In the build-up to WrestleMania 32, the Flickering Myth writers look back at previous installments of the ‘Showcase of the Immortals’.
Mr. Kennedy vs. King Booker vs. Randy Orton vs. CM Punk vs. Finlay vs. Matt Hardy vs. Edge vs. Jeff Hardy (Money in the Bank Ladder Match)
The Great Khali vs. Kane
United States Title Match: Chris Benoit vs. MVP
World Heavyweight Title Match: Batista vs. Undertaker
The ECW Originals vs. The New Breed
Bobby Lashley w/Donald Trump vs. Umaga w/Vince McMahon (‘Battle of the Billionaires’ Hair vs. Hair Match)
WWE Women’s Title Match: Melina vs. Ashley
WWE Title Match: John Cena vs. Shawn Michaels
Twenty years after WrestleMania III, the WWE’s biggest event return to Detroit, Michigan. Naturally, Vince and company were keen to exploit the nostalgia, making references to the third ‘Mania at every possible opportunity.
Some of these references were great, such as the use of Vince’s original opening promo and the return of Aretha Franklin to sing the national anthem. Unfortunately, some of them were not so good, like the match between The Great Khali and Kane. It’s obvious that the match was purely set up to generate Hogan versus Andre comparisons, but the whole thing came off as a little cheap.
Kane deserves a little credit here, as he did his best to bump his significant frame around the ring against a basically immobile Khali. Vince was hot for the Indian giant at the time, and he was receiving a huge push that would culminate in a main event run and an ill-received World Title victory.
The ‘Mania match was a dud, which was down to a mix of Khali’s lack of ability and the crowd’s lack of interest in the feud. What made matters worse was the way in which the match ended, as Khali managed to defeat ‘The Big Red Demon’ with relative ease. The whole turned into a glorified squash match.
Everyone knows that The Undertaker held the longest undefeated streak in WrestleMania history, but what’s often forgotten is another, equally impressive ‘Mania run: Shawn Michaels’ streak of show-stealing WrestleMania performances.
For those keeping track of these Retrospective pieces, ‘The Heartbreak Kid’ has been involved in the best match on the card at WrestleManias XII, XIV, XIX, XX, 21 and 22. Michaels would add to that incredible streak at this event also, challenging John Cena for the WWE Title. Cena was defending his title against a D-Generation X member for the second consecutive WrestleMania, and this was definitely the better of the two.

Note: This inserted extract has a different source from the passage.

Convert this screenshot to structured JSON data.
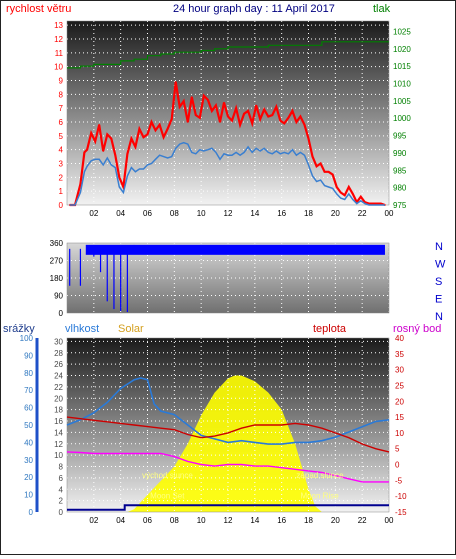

The match took a little time to get going, as Cena and HBK exchanged basic wresting manoeuvres and strikes. However, things soon pick up as they battle out to the floor. Shawn hits a nasty-looking Asai Moonsault; his knees bouncing off the top of the announce table. Things get even more intense as HBK is busted open. Cena begins to exploit the wound, drawing some nuclear heat from the Detroit crowd.
In the end, it is ‘Big Match John’ who leaves victorious. This was ultimately the right decision, as Cena was just becoming the face of the company and had a huge future in front of him. Having said that, you can guarantee that there wasn’t a wrestling fan on the planet that wouldn’t have loved to see Michaels get another run with the belt.
This was yet another hit-and-miss WrestleMania, but the Money in the Bank match and the main event just about salvage it.
The comparisons and call-backs to WrestleMania III are done a little heavy-handedly, but add a nice layer of nostalgia to the event. The real issue with a lot of the matches is that the stakes are so low. Remember that, at this point, the WWE was home to no less than eight major titles, but only four are defended on this card. Given that this is supposed to be the most prestigious event in the wrestling calendar, it seems strange that half of the titles are absent.
Not for the first time, Shawn Michaels and a ladder match have made a WrestleMania event worth revisiting, but other than those things, this card is surprisingly mediocre.